Amherst, N.S., doctor announces retirement from family practice due to health reasons
For 38 years, a doctor in Amherst, N.S., has been touching the lives of many people through his family medicine practice, which he calls a “privilege.”
“I don’t have a right to care for you. No, you bestowed privilege upon me. And that’s the way I was drilled in medicine,” said Dr. Brian Ferguson who announced his retirement on Sunday.
“We were drilled not to ever betray that privilege,” he said.
Ferguson announced the reason for his retirement through a long Facebook post, where he also thanked his patients and family.
“The unfortunate and potentially lethal inflammation (Sarcoidosis) of my heart has forced me to reflect on my future over the past one to two years,” Ferguson wrote.
He said Sarcoidosis is a rare condition that can cause heart failure.
“You’ve got to count your blessings and say OK, realistically can I keep this same pace that I’ve done for 38 years? the answer is obviously no. I would never advise anybody else to work these crazy hours so it’s that was where the decision happened to come out,” Ferguson said.
Struggling with doctor shortages
It was a difficult decision to make, Ferguson said, as he thought about the 3,000 patients he had.
“We’ve gone through lots of doctor shortages, and therefore your practices become large,” said Ferguson, who only made the decision after finding out that there were three doctors coming to the area in the next four months.
“If those doctors weren’t coming, would I retire? Probably not. And because how do you live in a community and leave that many people without a doctor?” he said.
The three doctors will be taking some of his patients once Ferguson officially retires on August 17.
‘Emergency is my first love’
After his retirement, Ferguson, who also worked at the Cumberland Regional Health Care Centre, wishes to continue with inpatient and emergency coverage at the CRHCC.
“I’ll probably end up doing more shifts now in emergency, which is really my first love. I had the pleasure of setting up a level 2 emergency here 27 years ago, so my first love is obviously in emergency,” he said.
“I know it sounds crazy but I love it. You have people in acute care and you don’t just take care of their illness, you also help take care of their anxieties. And having lived through a life-threatening situation myself it just made me stronger making sure that these people are well taken care of.”

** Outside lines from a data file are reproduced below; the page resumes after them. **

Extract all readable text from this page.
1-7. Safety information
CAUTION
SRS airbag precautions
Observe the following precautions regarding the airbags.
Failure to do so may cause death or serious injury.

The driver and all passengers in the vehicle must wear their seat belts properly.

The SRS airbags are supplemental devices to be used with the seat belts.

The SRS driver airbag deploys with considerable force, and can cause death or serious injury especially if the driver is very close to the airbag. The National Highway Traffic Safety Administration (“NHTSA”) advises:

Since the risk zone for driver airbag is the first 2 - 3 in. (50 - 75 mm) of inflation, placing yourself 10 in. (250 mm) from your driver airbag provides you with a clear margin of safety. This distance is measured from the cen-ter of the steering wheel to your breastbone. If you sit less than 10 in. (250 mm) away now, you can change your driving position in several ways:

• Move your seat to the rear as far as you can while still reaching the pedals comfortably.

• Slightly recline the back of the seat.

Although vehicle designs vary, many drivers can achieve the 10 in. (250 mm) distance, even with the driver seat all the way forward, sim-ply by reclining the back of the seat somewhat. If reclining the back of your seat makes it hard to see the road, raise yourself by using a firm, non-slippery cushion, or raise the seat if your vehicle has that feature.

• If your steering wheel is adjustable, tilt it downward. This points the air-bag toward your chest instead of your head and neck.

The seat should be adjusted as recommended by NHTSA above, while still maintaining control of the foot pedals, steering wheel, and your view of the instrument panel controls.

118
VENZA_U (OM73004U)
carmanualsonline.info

Ferguson was also the director of the emergency department at CRHCC when it reopened in 2003.
He was also named Rural Physician of the Year by Doctors Nova Scotia.
Finding a connection with patience
Ferguson said he’s going to miss interacting with patients the most.
“I’m a Cape Bretoner and I truly enjoy the social side. You come into my office and I’m not just go and check your blood pressure or check your thyroid, I’m going to ask you what you do and how everything is going,” he said. “There’s a lot of stuff that I know of patients and fill in the chart.”
He also hopes that the next generation of doctors “truly educate patients.”
“I think that’s what’s missing in medicine, it’s not just me telling you what you have. It’s me taking the time to address what fears you have about medicine and about your condition,” said Ferguson.
“And if we don’t do that, I think sometimes iPads and cellphones get in the way of doctors actually embracing the patient as a human being, so you know, nowadays you can get an app for anything.”